We sat in Donna Harris’s living room and watched rain slide down the front window. A streetlight gave the sight a silver beauty.

I had come here after leaving Davies’s. After seeing the picture of Jane, after the death of the prostitute, I felt unclean in some way I didn’t know I’d ever recover from.

Like a homing pigeon, I had a sense that Donna could help me with her kind of neurotic strength.

I told her everything, and she listened patiently, and afterward she turned out the light and we sat on the sofa, where we were now, watching the rain.

“It’s all getting crazy,” I said. “None of it makes sense.”

Sssh.”

She held me for a long time and after a while a kind of rocking motion set in between us and through the depression I felt myself responding to her again.
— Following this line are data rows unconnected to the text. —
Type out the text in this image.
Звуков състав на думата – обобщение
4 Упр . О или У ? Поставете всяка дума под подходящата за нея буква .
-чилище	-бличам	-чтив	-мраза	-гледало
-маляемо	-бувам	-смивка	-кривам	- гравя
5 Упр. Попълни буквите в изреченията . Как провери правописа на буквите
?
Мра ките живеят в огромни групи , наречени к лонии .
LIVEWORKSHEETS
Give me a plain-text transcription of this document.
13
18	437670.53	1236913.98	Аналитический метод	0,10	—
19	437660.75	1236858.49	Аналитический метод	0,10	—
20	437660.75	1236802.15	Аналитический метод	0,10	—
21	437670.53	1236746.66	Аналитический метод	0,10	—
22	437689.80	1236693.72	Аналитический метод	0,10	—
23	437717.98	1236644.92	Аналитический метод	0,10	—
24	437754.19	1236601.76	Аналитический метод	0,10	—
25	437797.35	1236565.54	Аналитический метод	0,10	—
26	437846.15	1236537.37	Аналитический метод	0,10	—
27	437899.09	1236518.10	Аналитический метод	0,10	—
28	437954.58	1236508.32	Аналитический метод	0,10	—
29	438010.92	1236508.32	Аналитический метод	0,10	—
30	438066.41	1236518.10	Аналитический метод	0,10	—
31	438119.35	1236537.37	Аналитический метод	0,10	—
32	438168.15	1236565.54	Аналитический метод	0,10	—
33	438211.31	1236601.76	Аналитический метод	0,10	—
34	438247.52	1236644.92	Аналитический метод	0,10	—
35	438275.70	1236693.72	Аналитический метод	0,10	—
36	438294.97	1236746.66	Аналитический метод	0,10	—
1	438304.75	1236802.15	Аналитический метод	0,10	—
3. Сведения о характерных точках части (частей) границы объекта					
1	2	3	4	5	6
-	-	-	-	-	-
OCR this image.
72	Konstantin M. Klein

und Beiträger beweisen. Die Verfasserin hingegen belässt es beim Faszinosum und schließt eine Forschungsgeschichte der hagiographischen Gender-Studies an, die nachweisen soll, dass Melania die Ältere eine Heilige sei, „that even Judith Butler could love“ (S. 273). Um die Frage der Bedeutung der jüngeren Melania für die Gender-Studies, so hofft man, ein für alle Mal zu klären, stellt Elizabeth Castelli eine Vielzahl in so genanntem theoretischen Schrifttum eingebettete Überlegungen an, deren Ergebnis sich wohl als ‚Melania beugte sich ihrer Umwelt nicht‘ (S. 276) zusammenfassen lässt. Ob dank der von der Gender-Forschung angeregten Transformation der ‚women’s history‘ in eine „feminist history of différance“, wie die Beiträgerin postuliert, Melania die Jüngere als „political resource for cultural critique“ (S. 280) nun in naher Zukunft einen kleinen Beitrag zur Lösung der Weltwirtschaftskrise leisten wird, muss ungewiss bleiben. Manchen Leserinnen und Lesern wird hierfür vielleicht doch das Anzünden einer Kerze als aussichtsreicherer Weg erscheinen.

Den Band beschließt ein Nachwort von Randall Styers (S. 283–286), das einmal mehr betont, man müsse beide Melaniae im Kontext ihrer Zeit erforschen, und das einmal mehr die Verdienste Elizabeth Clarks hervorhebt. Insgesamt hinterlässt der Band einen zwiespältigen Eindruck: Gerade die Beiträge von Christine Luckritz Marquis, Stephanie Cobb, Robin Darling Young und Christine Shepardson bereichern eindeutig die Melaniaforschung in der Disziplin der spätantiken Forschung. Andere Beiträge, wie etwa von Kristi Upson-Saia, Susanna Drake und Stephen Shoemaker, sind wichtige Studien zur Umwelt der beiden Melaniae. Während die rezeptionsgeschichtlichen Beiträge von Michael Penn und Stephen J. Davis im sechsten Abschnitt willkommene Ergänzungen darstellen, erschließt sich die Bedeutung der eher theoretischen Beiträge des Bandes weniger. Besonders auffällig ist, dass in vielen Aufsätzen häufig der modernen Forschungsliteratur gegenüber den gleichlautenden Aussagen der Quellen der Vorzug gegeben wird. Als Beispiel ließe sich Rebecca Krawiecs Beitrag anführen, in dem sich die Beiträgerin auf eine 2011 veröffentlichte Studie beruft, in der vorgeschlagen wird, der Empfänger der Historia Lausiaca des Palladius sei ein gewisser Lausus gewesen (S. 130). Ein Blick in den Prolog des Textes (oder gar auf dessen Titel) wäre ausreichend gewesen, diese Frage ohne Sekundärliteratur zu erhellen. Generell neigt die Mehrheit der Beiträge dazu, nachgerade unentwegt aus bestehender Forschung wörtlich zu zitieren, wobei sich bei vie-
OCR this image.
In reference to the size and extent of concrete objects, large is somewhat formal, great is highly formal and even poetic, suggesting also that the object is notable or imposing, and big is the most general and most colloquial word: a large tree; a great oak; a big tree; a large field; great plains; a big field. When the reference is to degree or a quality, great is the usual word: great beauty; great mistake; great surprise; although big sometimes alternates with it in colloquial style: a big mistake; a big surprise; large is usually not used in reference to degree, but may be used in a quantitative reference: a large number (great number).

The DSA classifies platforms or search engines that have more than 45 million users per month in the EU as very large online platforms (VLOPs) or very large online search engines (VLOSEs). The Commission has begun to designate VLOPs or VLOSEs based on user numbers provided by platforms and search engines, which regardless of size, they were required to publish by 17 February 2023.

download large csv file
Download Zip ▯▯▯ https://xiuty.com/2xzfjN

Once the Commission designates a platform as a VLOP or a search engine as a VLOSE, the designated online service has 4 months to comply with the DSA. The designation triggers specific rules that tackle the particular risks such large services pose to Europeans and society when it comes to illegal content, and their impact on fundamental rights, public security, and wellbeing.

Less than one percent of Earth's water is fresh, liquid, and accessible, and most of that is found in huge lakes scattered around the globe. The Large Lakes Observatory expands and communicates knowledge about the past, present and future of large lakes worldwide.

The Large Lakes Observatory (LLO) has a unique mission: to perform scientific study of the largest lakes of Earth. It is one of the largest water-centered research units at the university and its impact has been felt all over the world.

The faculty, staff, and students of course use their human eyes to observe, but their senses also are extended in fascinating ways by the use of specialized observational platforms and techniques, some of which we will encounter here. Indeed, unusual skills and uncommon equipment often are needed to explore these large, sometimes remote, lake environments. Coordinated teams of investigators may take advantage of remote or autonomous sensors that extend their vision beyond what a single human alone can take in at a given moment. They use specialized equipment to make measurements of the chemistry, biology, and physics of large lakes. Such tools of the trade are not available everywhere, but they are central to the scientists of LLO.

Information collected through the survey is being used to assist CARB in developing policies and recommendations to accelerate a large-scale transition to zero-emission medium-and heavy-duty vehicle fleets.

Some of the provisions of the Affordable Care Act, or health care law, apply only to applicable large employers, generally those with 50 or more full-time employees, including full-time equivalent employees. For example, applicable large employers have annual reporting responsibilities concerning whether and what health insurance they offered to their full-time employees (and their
This time she let me put my hands on her breasts and her tongue found mine.

When she stopped me I understood.

“We should wait for a better time.”

I couldn’t disagree.

In the silence, in the darkness, she lit two cigarettes and dispensed them.

“I found out one thing about the older woman,” she said.

“What?”

“She and the Baxter woman you told me about got into a violent argument in the Conquistador one night.”

“Where did you hear that?”

“From the parking-lot attendant. Apparently the older woman was waiting by Elliot’s car. The Baxter woman pulled in and they got into an argument.”

But right now that information didn’t interest me half as much as holding Donna did.

This time it was my turn to help her. She started to cry; I wasn’t sure why, though she talked about her husband a bit and how life seems to let you down sometimes, so I put her on my lap and she curled against my chest and finally went to sleep.

I got a blanket from the bedroom and put it over her there on the couch and left.